Il va de soi qu’une substitution en fer ne doit être effectuée qu’en cas de carence avérée. Les besoins en fer peuvent être calculés à partir du déficit en hémoglobine et en ferritine à l’aide d’une formule simple (tableau 3).
Il convient également de noter qu’en cas de substitution orale, seuls 10% du fer administré sont absorbés. Pour un besoin en fer de 2000 mg, il faut donc donner un total de 20 000 mg. Les préparations de fer bivalent doivent être administrées à jeun, sinon l’absorption est encore plus mauvaise. Le fer trivalent (Maltofer®) n’est transformé en fer divalent que dans l’intestin et peut être pris avec les repas, ce qui peut améliorer la tolérance. En cas de manque d’observance, par exemple chez les patients multimorbides souffrant de polypharmacie, d’anémie rénale ou de mauvaise tolérance, la substitution de fer par voie i.v. constitue une alternative.

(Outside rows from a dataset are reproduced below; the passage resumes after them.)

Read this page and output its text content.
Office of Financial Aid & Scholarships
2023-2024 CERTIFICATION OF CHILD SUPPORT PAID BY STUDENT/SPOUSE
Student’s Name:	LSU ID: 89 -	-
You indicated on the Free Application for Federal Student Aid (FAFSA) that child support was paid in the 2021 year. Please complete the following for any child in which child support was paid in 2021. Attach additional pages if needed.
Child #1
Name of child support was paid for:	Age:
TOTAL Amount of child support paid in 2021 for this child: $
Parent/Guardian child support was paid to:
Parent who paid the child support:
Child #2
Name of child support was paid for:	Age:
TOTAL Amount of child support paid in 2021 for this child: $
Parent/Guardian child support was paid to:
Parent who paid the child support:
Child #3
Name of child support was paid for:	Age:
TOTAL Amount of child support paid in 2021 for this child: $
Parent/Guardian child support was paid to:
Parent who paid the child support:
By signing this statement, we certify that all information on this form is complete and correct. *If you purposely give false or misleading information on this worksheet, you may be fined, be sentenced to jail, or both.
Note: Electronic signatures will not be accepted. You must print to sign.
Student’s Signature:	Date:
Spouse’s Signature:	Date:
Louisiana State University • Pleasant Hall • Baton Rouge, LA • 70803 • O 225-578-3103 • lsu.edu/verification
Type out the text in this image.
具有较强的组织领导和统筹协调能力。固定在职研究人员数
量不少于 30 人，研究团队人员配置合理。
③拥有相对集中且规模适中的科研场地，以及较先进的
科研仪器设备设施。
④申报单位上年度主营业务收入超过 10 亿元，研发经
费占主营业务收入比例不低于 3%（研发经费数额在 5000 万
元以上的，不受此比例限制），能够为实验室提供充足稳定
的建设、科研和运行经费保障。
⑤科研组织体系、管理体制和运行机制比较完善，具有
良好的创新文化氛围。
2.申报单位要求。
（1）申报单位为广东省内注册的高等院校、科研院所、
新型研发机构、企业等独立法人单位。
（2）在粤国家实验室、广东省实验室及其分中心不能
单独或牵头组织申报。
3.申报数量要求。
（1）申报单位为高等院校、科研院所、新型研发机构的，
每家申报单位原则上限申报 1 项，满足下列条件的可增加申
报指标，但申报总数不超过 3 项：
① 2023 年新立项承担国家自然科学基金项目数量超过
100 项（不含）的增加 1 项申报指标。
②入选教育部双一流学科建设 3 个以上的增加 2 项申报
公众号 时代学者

Pour contrôler le succès du traitement, on peut observer une augmentation des réticulocytes après 5 à 10 jours et une augmentation de l’hémoglobine après deux semaines. Le fer intraveineux stimule la ferritine, c’est pourquoi il faut dans ce cas attendre au moins quatre semaines avant de contrôler ce taux.
Source : “Anämieabklärung in der Praxis”, atelier lors de la 81e réunion annuelle de la SSMI, 29-31 mai 2013, Bâle.
Littérature :
- Merlo CM, Wuillemin WA : Prévalence et causes des anémies dans un cabinet de médecine générale en ville. Pratique 2008 ; 97 : 713-718.
- Merlo CM, Wuillemin WA : Diagnostic et traitement de l’anémie dans la pratique. Pratique 2009 ; 98 : 191-199.